Ingredients for 2 servings:
- 200 g potatoes, small, mostly waxy
- 2 zucchini, green and yellow, or just green
- 300 g chicken breast fillet(s)
- 3 tbsp oil
- Salt
- pepper
- ½ tsp sweet paprika powder
- 1 tsp thyme, dried
- 100 g feta cheese
Instructions
Working time approx. 30 minutes; Cooking/baking time approx. 25 minutes; Total time approx. 55 minutes
Peel and halve the potatoes, cover, and bring to a boil in salted water in a pot. Simmer over low heat for 10-15 minutes. Meanwhile, clean the zucchini, quarter them lengthwise, and remove the seeds. Cut the zucchini into 1 cm wide pieces.
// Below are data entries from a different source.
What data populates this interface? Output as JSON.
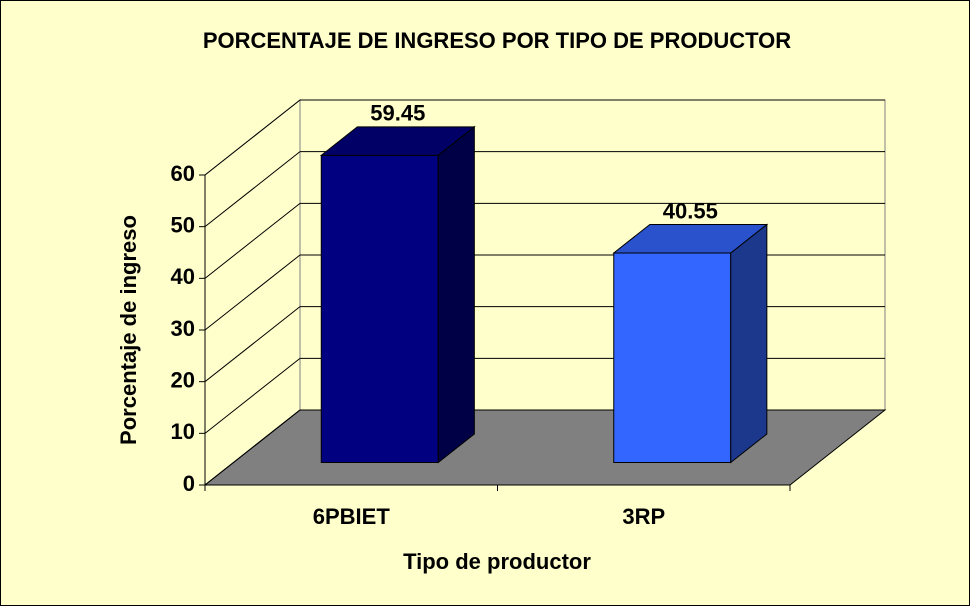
{
  "chart_data": {
    "type": "bar3d",
    "title": "PORCENTAJE DE INGRESO POR TIPO DE PRODUCTOR",
    "x_label": "Tipo de productor",
    "y_label": "Porcentaje de ingreso",
    "categories": [
      "6PBIET",
      "3RP"
    ],
    "values": [
      59.45,
      40.55
    ],
    "colors": [
      "#000080",
      "#3366ff"
    ],
    "ylim": [
      0,
      60
    ],
    "yticks": [
      0,
      10,
      20,
      30,
      40,
      50,
      60
    ],
    "grid": true
  }
}
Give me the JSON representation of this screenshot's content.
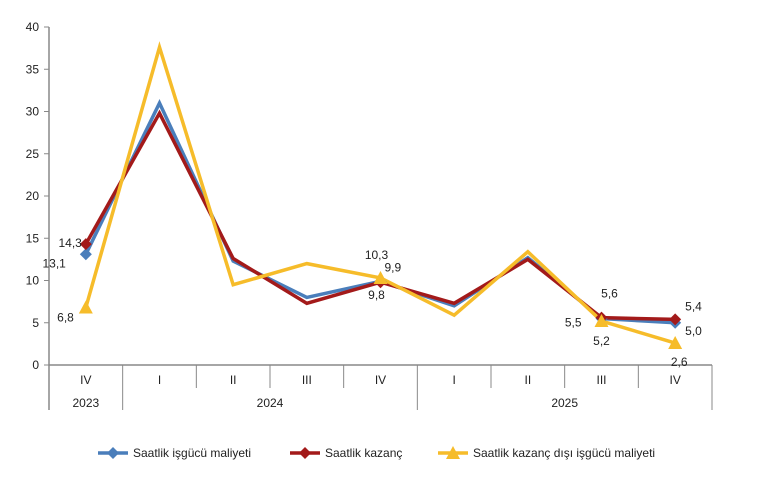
{
  "chart_data": {
    "type": "line",
    "ylim": [
      0,
      40
    ],
    "yticks": [
      0,
      5,
      10,
      15,
      20,
      25,
      30,
      35,
      40
    ],
    "grid": false,
    "legend_placement": "bottom",
    "quarters": [
      "IV",
      "I",
      "II",
      "III",
      "IV",
      "I",
      "II",
      "III",
      "IV"
    ],
    "years": [
      {
        "label": "2023",
        "span": 1
      },
      {
        "label": "2024",
        "span": 4
      },
      {
        "label": "2025",
        "span": 4
      }
    ],
    "series": [
      {
        "name": "Saatlik işgücü maliyeti",
        "color": "#4A7EBB",
        "marker": "diamond",
        "values": [
          13.1,
          31.0,
          12.3,
          8.0,
          9.9,
          7.0,
          12.7,
          5.5,
          5.0
        ]
      },
      {
        "name": "Saatlik kazanç",
        "color": "#A31A1A",
        "marker": "diamond",
        "values": [
          14.3,
          29.8,
          12.6,
          7.3,
          9.8,
          7.3,
          12.5,
          5.6,
          5.4
        ]
      },
      {
        "name": "Saatlik kazanç dışı işgücü maliyeti",
        "color": "#F6BC2A",
        "marker": "triangle",
        "values": [
          6.8,
          37.6,
          9.5,
          12.0,
          10.3,
          5.9,
          13.4,
          5.2,
          2.6
        ]
      }
    ],
    "data_labels": [
      {
        "text": "13,1",
        "series": 0,
        "index": 0
      },
      {
        "text": "14,3",
        "series": 1,
        "index": 0
      },
      {
        "text": "6,8",
        "series": 2,
        "index": 0
      },
      {
        "text": "9,9",
        "series": 0,
        "index": 4
      },
      {
        "text": "9,8",
        "series": 1,
        "index": 4
      },
      {
        "text": "10,3",
        "series": 2,
        "index": 4
      },
      {
        "text": "5,5",
        "series": 0,
        "index": 7
      },
      {
        "text": "5,6",
        "series": 1,
        "index": 7
      },
      {
        "text": "5,2",
        "series": 2,
        "index": 7
      },
      {
        "text": "5,0",
        "series": 0,
        "index": 8
      },
      {
        "text": "5,4",
        "series": 1,
        "index": 8
      },
      {
        "text": "2,6",
        "series": 2,
        "index": 8
      }
    ]
  }
}
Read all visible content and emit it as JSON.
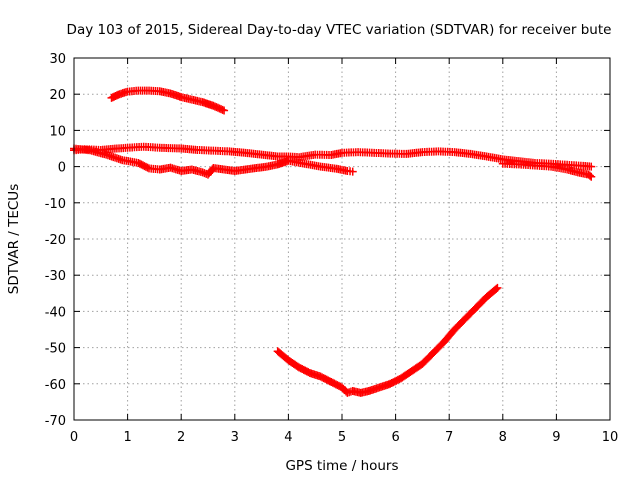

Cut the chicken breast fillet into 2 cm pieces. Drain the potatoes and let them cool briefly. Heat 2 tablespoons of oil in a non-stick pan. Fry the potatoes all over until light brown. Add the zucchini and fry for 2 minutes, season with salt and pepper. Transfer everything to a plate and wipe the pan with kitchen paper. Mix the oil, salt, and pepper. Marinate the meat and fry in the hot pan for 2-3 minutes until light brown. Add the vegetables to the pan, fry for another 2 minutes, and season with thyme. Roughly crumble the cheese and serve the zucchini and chicken pan sprinkled with the cheese. A salad with pesto dressing goes well with it.